In the late sixties, when the Grateful Dead and Flying Burrito Bros. performed country & western songs to rock audiences, Merle Haggard and Buck Owens were practically class enemies. Hard-hat construction workers were beating up hippies in the park. It was one thing to perform tunes by Chuck Berry, Bobby Bland and Bo Diddley, another to try out “Okie from Muskogee” and “Mama Tried” before the stoners. I’m not convinced either group ever achieved additional coolness through such gambits, Nudie suits or no. Frank Zappa, who was probably the coolest person who ever detested the whole idea of cool, could slag off the rubes with “America Drinks and Goes Home” one minute and then attack his own constituency with “Flower Punk” and “Plastic People” the next.
The “underground” culture, whether B-side collectors, the Dean Benedettis of the concert taping world, wannabe Pitchfork reviewers or high school “cool patrol” bloggers, will never go away. But if what you find doesn’t at least pretend to be some sort of stealth operation, it’s probably not going to be cool for long.

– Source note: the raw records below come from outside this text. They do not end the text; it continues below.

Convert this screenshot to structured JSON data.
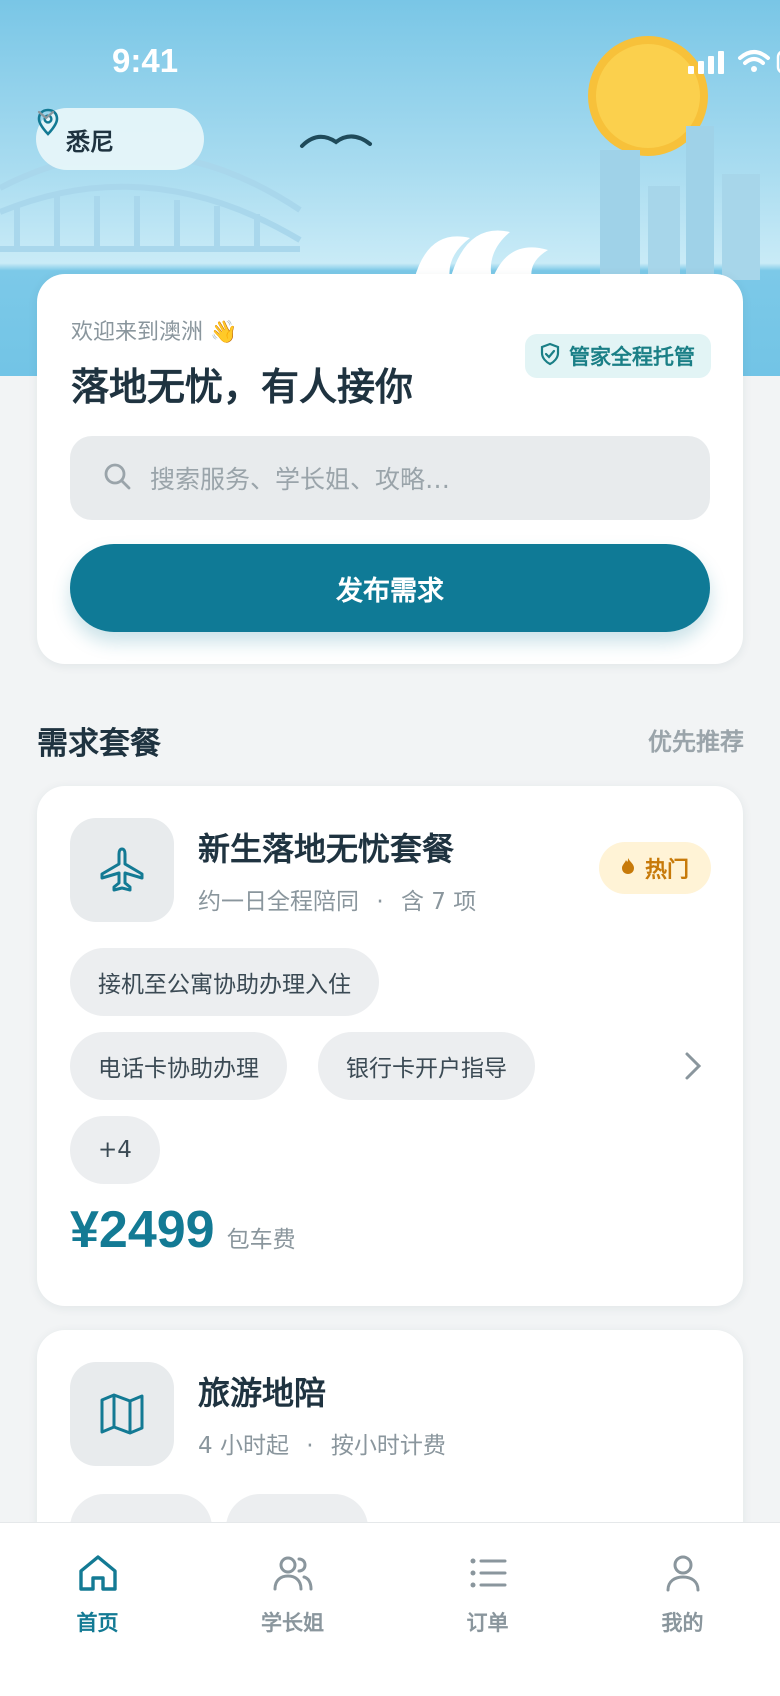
{
  "status_bar": {
    "time": "9:41"
  },
  "header": {
    "city": "悉尼"
  },
  "welcome": {
    "subtitle": "欢迎来到澳洲 👋",
    "title": "落地无忧，有人接你",
    "badge": "管家全程托管",
    "search_placeholder": "搜索服务、学长姐、攻略…",
    "publish_button": "发布需求"
  },
  "section": {
    "title": "需求套餐",
    "link": "优先推荐"
  },
  "packages": [
    {
      "name": "新生落地无忧套餐",
      "meta_a": "约一日全程陪同",
      "meta_b": "含 7 项",
      "badge": "热门",
      "tags": [
        "接机至公寓协助办理入住",
        "电话卡协助办理",
        "银行卡开户指导",
        "+4"
      ],
      "price": "¥2499",
      "price_unit": "包车费",
      "icon": "airplane-icon"
    },
    {
      "name": "旅游地陪",
      "meta_a": "4 小时起",
      "meta_b": "按小时计费",
      "icon": "map-icon"
    }
  ],
  "tabs": [
    {
      "label": "首页",
      "icon": "home-icon",
      "active": true
    },
    {
      "label": "学长姐",
      "icon": "users-icon",
      "active": false
    },
    {
      "label": "订单",
      "icon": "list-icon",
      "active": false
    },
    {
      "label": "我的",
      "icon": "user-icon",
      "active": false
    }
  ],
  "colors": {
    "accent": "#0f7a96",
    "hot": "#c77a0a",
    "sky": "#79c6e6"
  }
}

I started thinking of this stuff again as a result of seeing the British singer Sarah Joyce – stage name Rumer – perform at The Hotel Café in Hollywood. Her last album Boys Don’t Cry was a collection of covers of seventies songs by those I usually consider cool (Jimmy Webb, Neil Young, Todd Rundgren) and those I like but would label un-cool (Stephen Bishop, Clifford T. Ward, Hall & Oates). During her concert she performed two more significant non-originals, Laura Nyro’s “American Dove” (cool) and Christopher Cross’ “Sailing” (are there heights of un-cool?). This seems to me a kind of defiance, standing in front of a hipster crowd in a small club and singing a Christopher Cross hit. Is Rumer dismissing the whole subject of what’s cool and what isn’t, and simply singing songs she likes, regardless of how she fits into some assumed aesthetic or sociological scheme? Thumb your nose at the rules of the game and move on.

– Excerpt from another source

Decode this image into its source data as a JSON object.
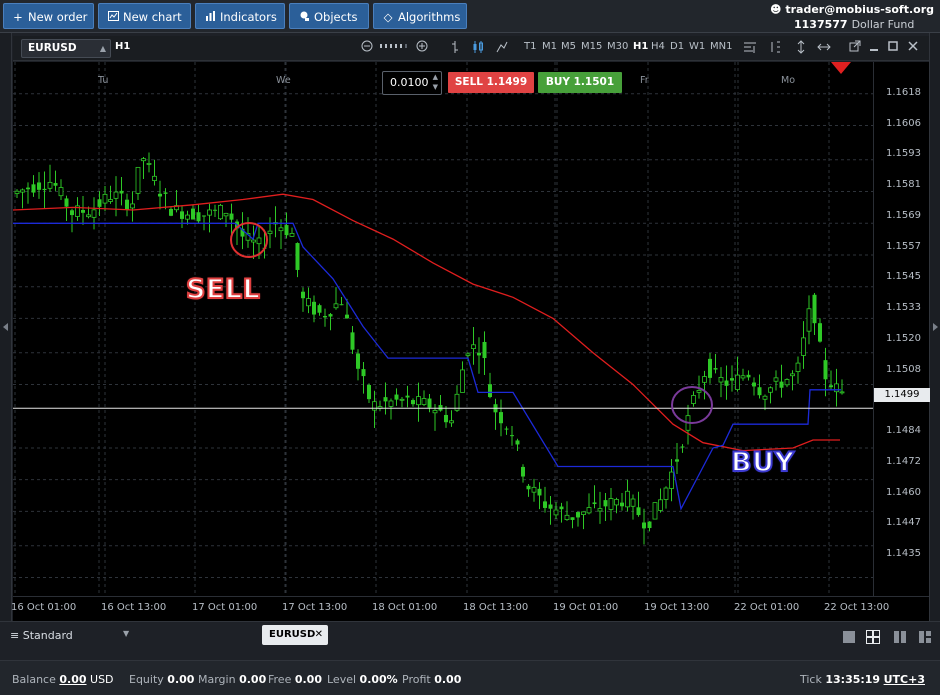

Or maybe she’s up to something a bit more complicated, a musical jiu-jitsu that tries to flip “cool” into a challenge to the audience. “Anyone can associate themselves with Syd Barrett, Nick Drake, Townes Van Zandt or Elliott Smith and attempt to signal their coolness, but it takes a transcendentally über-cool person such as myself to perform a song by [insert name here] and out-cool you all.” Thus, Inara George and Greg Kurstin issue Interpreting the Masters Vol. 1: A Tribute to Daryl Hall and John Oates and dare you to think it’s a joke. Phish enthrall the jamband crowd and routinely throw in ancient frathouse fodder like Edgar Winter’s “Frankenstein,” Deodato’s “2001” and Elton John’s “Rocket Man” (to be sure, along with perennially cool items by Led Zep, The Velvet Underground and Little Feat). At last year’s jamband-heavy High Sierra Music Festival I saw the excellent but minor league group ALO (Animal Liberation Orchestra) perform Dire Straits’ “Money for Nothing” and Steely Dan’s “Reelin’ In the Years” as part of their psychedelic-infused rock set (their intimate late-night show included a number of mid-period Steve Miller songs). I saw ALO again last week, and they did Steely Dan’s “The Fez” to a roomful of college students who weren’t even born in 1976 when The Royal Scam came out. As the youngsters say, WTF. Or as the Holy Modal Rounders would have it, “Good Taste is Timeless.” We cool?